INTERVENTIONS: Patients were randomly assigned to receive 50 mg of oral rofecoxib at 24 hours and at 1 to 2 hours before TKA, 50 mg daily for 5 days postoperatively, and 25 mg daily for another 8 days, or matching placebo at the same times.

MAIN OUTCOME MEASURES: Postoperative outcomes including postsurgical analgesic consumption and pain scores achieved, nausea and vomiting, joint range of motion, sleep disturbance, patient satisfaction with analgesia, and hematologic and coagulation parameters.

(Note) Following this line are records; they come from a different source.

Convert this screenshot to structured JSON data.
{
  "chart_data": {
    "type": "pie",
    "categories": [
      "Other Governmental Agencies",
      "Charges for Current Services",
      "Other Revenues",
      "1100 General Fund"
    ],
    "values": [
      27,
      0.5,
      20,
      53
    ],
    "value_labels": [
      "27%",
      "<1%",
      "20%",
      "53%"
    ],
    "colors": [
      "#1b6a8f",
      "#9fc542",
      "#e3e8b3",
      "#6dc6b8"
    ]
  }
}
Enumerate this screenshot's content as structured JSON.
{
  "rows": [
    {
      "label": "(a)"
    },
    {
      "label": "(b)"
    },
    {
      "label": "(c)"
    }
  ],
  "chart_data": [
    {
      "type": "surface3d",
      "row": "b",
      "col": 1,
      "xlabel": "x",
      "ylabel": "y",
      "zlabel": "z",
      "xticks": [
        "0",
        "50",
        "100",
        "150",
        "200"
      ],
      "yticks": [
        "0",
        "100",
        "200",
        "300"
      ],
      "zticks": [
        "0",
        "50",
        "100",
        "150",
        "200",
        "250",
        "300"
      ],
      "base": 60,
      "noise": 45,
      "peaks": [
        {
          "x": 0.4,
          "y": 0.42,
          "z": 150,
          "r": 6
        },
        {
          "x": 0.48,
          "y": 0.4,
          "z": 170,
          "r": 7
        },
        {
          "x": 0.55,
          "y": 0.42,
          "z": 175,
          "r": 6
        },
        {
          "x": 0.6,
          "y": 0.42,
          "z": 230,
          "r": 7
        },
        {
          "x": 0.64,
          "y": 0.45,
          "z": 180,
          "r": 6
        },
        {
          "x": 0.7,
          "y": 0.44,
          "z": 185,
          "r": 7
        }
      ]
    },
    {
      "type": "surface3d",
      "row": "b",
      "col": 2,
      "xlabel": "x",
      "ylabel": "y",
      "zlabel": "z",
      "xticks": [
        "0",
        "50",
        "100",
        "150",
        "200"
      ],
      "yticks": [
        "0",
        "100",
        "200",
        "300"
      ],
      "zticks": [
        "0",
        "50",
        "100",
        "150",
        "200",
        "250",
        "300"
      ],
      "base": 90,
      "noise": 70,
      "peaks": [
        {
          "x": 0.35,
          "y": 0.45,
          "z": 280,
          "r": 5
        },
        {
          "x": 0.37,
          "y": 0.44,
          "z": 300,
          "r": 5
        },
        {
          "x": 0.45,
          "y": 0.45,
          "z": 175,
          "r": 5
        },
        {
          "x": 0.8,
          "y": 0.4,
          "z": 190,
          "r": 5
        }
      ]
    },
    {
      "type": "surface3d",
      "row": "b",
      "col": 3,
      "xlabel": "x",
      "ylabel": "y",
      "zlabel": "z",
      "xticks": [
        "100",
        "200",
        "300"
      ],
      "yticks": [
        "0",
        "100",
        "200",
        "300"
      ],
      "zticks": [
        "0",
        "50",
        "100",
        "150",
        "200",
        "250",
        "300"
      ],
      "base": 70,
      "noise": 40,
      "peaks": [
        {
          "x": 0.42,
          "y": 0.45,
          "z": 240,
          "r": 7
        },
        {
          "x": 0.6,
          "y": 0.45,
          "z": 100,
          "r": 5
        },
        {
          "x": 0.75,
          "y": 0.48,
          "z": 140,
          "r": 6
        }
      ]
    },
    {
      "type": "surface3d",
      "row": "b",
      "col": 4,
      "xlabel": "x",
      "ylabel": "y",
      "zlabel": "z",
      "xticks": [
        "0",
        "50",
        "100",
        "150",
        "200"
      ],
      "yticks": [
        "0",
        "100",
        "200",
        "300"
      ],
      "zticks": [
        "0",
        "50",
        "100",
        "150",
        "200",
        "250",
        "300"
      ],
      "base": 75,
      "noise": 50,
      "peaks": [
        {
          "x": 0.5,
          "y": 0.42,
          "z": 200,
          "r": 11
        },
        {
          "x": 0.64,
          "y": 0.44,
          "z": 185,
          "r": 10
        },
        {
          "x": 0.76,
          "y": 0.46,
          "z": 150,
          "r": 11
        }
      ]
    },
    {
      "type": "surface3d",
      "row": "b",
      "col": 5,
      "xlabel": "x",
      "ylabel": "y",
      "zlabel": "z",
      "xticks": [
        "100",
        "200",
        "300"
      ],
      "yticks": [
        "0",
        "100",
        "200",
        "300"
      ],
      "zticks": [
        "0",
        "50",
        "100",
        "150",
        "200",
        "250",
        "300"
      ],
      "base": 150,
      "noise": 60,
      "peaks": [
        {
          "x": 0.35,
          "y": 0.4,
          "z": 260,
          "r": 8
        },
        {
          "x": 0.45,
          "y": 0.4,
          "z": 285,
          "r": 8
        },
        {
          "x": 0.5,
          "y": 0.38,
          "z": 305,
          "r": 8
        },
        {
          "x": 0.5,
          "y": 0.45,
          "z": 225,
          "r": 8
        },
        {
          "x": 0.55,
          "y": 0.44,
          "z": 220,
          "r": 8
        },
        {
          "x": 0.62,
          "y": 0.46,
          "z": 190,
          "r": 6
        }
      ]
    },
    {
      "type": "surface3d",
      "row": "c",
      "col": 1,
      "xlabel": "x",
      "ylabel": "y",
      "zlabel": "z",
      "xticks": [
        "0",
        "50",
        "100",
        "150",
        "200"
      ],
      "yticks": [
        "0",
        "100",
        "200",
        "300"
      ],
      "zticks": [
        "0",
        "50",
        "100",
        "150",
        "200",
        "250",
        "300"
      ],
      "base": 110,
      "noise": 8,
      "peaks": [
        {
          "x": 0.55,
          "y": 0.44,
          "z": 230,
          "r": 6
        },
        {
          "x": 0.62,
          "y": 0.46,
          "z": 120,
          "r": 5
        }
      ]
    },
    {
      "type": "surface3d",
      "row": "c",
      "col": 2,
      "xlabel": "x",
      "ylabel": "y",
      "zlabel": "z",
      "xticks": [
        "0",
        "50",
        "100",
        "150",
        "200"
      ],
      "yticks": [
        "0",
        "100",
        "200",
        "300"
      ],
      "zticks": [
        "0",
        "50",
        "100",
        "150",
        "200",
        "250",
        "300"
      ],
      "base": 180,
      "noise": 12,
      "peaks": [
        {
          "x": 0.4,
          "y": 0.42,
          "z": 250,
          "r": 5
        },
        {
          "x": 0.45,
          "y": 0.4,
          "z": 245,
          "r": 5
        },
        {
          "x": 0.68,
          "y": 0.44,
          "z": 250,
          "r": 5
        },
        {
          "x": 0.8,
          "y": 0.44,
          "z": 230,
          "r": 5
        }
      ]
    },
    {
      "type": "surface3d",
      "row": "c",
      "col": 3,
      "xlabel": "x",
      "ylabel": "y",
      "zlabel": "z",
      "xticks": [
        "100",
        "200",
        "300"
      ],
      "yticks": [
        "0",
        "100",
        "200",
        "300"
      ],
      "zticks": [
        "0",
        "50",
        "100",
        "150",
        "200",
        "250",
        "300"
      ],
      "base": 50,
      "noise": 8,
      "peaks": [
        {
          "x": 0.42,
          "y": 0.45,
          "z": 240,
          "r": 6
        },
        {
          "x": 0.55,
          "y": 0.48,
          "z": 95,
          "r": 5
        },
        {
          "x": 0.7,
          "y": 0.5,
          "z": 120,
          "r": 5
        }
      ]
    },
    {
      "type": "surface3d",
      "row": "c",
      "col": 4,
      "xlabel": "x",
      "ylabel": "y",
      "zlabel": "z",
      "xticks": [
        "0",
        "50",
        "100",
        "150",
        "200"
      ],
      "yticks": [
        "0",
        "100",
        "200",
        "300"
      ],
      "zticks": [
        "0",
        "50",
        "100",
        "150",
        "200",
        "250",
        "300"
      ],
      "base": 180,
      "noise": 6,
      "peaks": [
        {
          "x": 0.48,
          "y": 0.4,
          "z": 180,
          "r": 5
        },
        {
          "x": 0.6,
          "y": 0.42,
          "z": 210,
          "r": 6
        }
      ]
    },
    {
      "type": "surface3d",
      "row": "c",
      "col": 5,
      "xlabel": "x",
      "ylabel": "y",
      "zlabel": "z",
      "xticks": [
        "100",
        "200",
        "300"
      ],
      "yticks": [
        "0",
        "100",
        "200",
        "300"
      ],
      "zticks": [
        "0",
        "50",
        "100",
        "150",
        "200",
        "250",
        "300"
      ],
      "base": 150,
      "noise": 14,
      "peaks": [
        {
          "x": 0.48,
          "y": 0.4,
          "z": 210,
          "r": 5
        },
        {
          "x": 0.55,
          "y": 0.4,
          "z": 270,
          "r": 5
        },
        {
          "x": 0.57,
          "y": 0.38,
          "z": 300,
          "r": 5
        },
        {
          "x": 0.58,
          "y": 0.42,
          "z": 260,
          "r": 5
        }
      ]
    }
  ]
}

RESULTS: Total epidural analgesic consumption and in-hospital opioid consumption were less in the group receiving rofecoxib compared with the group receiving placebo (P<.05). Median pain score (visual analog scale [VAS], 0-10) achieved for the knee was lower in the rofecoxib group compared with the placebo group during hospital stay (2.2 [interquartile range [IQR], 1.4-3.2] vs 3.5 [IQR, 2.7-4.3], P<.001) and 1 week after discharge (2.6 [IQR, 1.4-3.5] vs 3.7 [IQR, 2.9-4.7], P =.03). There was less postoperative vomiting in the rofecoxib group (6%) compared with the placebo group (26%) (P =.047), as well as a decrease in sleep disturbance compared with the placebo group on the night of surgery (P =.006) and on the first (P =.047) and second (P<.001) days postoperatively. Knee flexion was increased in the rofecoxib group compared with the placebo group at discharge (active flexion: mean [SD], 84.2 degrees [11.1 degrees ] vs 73.2 degrees [13.6 degrees ], P =.03; passive flexion: 90.5 degrees [6.8 degrees ] vs 81.8 degrees [13.4 degrees ], P =.05) and at 1 month postoperatively (109.3 degrees [8.5 degrees ] vs 100.8 degrees [11.8 degrees ], P =.01), with shorter time in physical therapy to achieve effective joint range of motion. The rofecoxib group was more satisfied with analgesia and anesthesia at discharge compared with the placebo group (median satisfaction score, 4.3 [IQR, 3.0-4.7] vs 3.3 [IQR, 2.3-4.3], respectively; P =.03), and the differences persisted at 2-week and at 1-month follow-up. There was no intergroup difference in surgical blood loss (P>.05 for both intraoperative and postoperative blood loss).

CONCLUSION: Perioperative use of an inhibitor of cyclooxygenase 2 is an effective component of multimodal analgesia that reduces opioid consumption, pain, vomiting, and sleep disturbance, with improved knee range of motion after TKA.